Des militaires de la position Busenge, secteur Busenge, commune Muhuta ont tué le 20.01.99 deux vieilles personnes, Bariyengenga Berthe ( 75 ans) et Harushintuka Zacharie ( 78 ans). En date du 06.02.99, des tueries ont été commises dans le secteur Muhuta de la même commune, par des militaires de la position Muhuta. Trois personnes ont été tuées à l'arme blanche. Il s'agit de Bakamfobeke Michel , juge à Mubimbi), un jeune, fils de Nyandwi de la colline SITWE, et un autre jeune de 25 ans, originaire de la colline Magara.

Le 23.02.99, des militaires de la position Gitaza , zone Muhuta, commune Muhuta, ont tué cinq personnes : Hajayandi Stanislas ( 37 ans), Nyandwi ( 42 ans), Mme Joséphine ( épouse de Maniraho) et ses deux enfants. Ces personnes habitaient la colline de Gitunda. Le militaire qui commendait les meurtriers s'appelle Jean Claude Nahayo.

En commune Kabezi, collines SITWE-CERI-RUBURA, les militaires de la position de MASAMA ont sauvagement assassiné le 04 mars 1999 (Brève nouvelle 280), quatorze personnes qui ont été identifiées. Il s'agit de Nyabenda, fils de Sindakira (25 ans), Derege gabriel (35 ans), Baranyanka Félicien (37 ans), Bavakure Frédéric (36 ans), Harimenshi Gérard (40ans), Melchiade (38 ans), Nyabenda Frédéric (32 ans), Bampakariyo Jean (45 ans), Mujugu (27 ans), Bazira ( 40 ans ), Kibugura Daniel (37 ans), Bikugwa Gabriel (35 ans) Hicuburundi (62 ans), Sindakira Minana (30 ans).

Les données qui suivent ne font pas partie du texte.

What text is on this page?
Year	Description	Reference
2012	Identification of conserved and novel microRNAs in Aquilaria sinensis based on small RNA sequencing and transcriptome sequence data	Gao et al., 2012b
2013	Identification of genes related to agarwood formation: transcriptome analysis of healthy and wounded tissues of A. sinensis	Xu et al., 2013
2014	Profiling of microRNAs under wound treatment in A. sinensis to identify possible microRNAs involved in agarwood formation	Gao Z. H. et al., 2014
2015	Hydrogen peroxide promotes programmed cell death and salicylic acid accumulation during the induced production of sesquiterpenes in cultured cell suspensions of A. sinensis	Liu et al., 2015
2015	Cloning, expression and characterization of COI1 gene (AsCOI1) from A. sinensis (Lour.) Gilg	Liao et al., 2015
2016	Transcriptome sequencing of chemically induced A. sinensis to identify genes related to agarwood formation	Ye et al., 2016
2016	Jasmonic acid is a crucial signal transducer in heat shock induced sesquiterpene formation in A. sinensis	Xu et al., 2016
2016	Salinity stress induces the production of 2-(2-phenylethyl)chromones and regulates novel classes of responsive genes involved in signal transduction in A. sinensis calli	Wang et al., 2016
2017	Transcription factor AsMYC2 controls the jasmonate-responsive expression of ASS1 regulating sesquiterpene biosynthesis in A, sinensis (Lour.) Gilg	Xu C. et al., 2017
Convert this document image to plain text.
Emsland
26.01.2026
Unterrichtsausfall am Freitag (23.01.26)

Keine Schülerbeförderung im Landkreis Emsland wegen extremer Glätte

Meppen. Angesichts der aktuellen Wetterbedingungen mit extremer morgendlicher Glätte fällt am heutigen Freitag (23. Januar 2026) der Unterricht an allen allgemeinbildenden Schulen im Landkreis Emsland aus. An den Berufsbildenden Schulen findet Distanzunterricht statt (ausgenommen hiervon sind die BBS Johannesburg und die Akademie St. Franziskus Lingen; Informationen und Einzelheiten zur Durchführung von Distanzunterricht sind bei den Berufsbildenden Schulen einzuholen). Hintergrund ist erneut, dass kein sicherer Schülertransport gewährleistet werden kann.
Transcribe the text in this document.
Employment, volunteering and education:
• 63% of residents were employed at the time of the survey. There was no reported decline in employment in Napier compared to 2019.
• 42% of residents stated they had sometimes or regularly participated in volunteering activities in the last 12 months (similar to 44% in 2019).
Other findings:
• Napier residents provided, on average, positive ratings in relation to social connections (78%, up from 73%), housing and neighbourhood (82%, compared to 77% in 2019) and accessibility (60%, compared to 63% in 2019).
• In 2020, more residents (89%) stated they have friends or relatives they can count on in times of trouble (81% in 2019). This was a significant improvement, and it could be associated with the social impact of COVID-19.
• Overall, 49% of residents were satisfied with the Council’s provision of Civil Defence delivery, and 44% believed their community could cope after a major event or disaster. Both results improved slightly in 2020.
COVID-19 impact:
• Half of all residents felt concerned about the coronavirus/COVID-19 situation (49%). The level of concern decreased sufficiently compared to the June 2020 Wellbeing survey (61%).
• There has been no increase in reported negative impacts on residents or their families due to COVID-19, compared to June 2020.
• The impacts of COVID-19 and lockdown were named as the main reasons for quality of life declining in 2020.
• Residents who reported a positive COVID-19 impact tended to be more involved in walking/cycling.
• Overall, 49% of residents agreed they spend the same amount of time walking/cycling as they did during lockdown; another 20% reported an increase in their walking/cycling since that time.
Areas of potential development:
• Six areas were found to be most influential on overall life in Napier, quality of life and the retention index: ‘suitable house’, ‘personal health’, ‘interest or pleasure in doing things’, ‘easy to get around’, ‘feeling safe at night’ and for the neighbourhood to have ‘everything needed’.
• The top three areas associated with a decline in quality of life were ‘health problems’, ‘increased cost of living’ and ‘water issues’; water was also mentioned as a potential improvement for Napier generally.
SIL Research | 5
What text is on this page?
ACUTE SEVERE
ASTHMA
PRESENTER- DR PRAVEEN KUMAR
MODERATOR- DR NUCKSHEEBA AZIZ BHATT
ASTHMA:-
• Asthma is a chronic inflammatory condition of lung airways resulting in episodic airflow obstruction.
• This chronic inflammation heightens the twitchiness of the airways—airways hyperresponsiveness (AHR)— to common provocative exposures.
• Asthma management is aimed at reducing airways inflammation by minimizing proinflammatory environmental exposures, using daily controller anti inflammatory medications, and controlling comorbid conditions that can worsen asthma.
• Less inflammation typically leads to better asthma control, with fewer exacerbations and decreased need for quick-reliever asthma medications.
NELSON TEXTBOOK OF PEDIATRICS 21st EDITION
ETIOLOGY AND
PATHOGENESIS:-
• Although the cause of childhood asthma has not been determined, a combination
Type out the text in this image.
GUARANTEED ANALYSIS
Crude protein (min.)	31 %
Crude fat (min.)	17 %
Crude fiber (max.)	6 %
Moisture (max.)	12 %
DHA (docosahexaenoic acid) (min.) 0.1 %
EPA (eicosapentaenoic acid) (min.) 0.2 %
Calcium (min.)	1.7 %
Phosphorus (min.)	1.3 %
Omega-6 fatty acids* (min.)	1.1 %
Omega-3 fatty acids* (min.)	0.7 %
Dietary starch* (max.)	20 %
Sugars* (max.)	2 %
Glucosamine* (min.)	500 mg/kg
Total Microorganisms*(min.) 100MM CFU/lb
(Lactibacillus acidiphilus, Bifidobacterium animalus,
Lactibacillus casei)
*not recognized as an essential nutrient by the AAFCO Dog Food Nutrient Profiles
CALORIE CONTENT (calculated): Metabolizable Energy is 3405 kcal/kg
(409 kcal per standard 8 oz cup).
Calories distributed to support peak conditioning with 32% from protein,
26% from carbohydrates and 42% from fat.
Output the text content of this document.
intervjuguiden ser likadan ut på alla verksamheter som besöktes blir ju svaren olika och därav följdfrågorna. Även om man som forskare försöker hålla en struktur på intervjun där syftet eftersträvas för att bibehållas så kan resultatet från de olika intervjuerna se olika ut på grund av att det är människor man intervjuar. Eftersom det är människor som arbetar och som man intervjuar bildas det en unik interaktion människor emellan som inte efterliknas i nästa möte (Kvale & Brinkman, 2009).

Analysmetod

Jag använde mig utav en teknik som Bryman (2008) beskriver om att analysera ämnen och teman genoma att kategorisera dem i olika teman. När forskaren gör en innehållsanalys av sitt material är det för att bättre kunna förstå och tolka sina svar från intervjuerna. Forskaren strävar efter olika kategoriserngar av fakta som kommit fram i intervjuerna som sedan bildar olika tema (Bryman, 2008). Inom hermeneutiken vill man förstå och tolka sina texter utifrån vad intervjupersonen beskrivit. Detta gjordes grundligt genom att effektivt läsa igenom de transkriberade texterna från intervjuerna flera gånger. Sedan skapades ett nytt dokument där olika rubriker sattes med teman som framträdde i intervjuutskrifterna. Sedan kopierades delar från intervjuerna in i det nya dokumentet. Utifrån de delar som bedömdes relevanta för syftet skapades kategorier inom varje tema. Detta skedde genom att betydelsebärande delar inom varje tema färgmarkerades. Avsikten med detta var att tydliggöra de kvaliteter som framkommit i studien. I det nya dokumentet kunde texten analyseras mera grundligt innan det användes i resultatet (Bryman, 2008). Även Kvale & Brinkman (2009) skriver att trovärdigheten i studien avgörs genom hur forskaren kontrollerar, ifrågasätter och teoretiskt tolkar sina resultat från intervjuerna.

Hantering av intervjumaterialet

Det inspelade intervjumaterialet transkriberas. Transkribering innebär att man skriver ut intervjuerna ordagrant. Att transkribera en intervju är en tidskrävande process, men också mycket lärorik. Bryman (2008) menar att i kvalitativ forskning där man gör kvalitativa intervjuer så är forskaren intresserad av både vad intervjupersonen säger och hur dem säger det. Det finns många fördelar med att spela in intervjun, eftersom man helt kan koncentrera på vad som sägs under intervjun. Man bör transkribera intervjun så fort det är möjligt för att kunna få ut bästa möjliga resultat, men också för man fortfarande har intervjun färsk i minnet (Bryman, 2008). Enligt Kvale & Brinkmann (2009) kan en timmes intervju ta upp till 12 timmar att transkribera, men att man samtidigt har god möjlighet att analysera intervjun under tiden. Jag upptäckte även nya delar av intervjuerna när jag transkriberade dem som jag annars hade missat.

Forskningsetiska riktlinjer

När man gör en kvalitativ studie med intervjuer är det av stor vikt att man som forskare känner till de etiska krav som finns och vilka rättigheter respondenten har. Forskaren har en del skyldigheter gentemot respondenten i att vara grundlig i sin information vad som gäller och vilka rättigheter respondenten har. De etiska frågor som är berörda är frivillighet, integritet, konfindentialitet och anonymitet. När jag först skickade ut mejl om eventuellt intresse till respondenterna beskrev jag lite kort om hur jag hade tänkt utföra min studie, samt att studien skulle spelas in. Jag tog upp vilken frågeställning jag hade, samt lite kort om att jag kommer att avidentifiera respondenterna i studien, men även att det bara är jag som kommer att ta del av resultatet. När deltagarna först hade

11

Selon les témoignages recueillis, ces personnes ont été assassinées, alors que le chef de colline avait plaidé pour eux, demandant aux militaires de les relâcher, avançant que ce sont ses voisins immédiats et qu'ils sont innocents. Les militaires n'ont voulu rien entendre, et les ont conduites vers la colline où elles ont été froidement abattues à coups d'armes blances et de fusils, sous le commandement du militaire Kabirigi, lui-même jeune selon les témoins.

Le gouvernement qui avait promis de mener des enquêtes dans la région , surtout après le massacre de plus de 100 personnes dans la commune de Mutambu les 3 et 4 novembre 1998 continue à fermer les yeux sur ces crimes.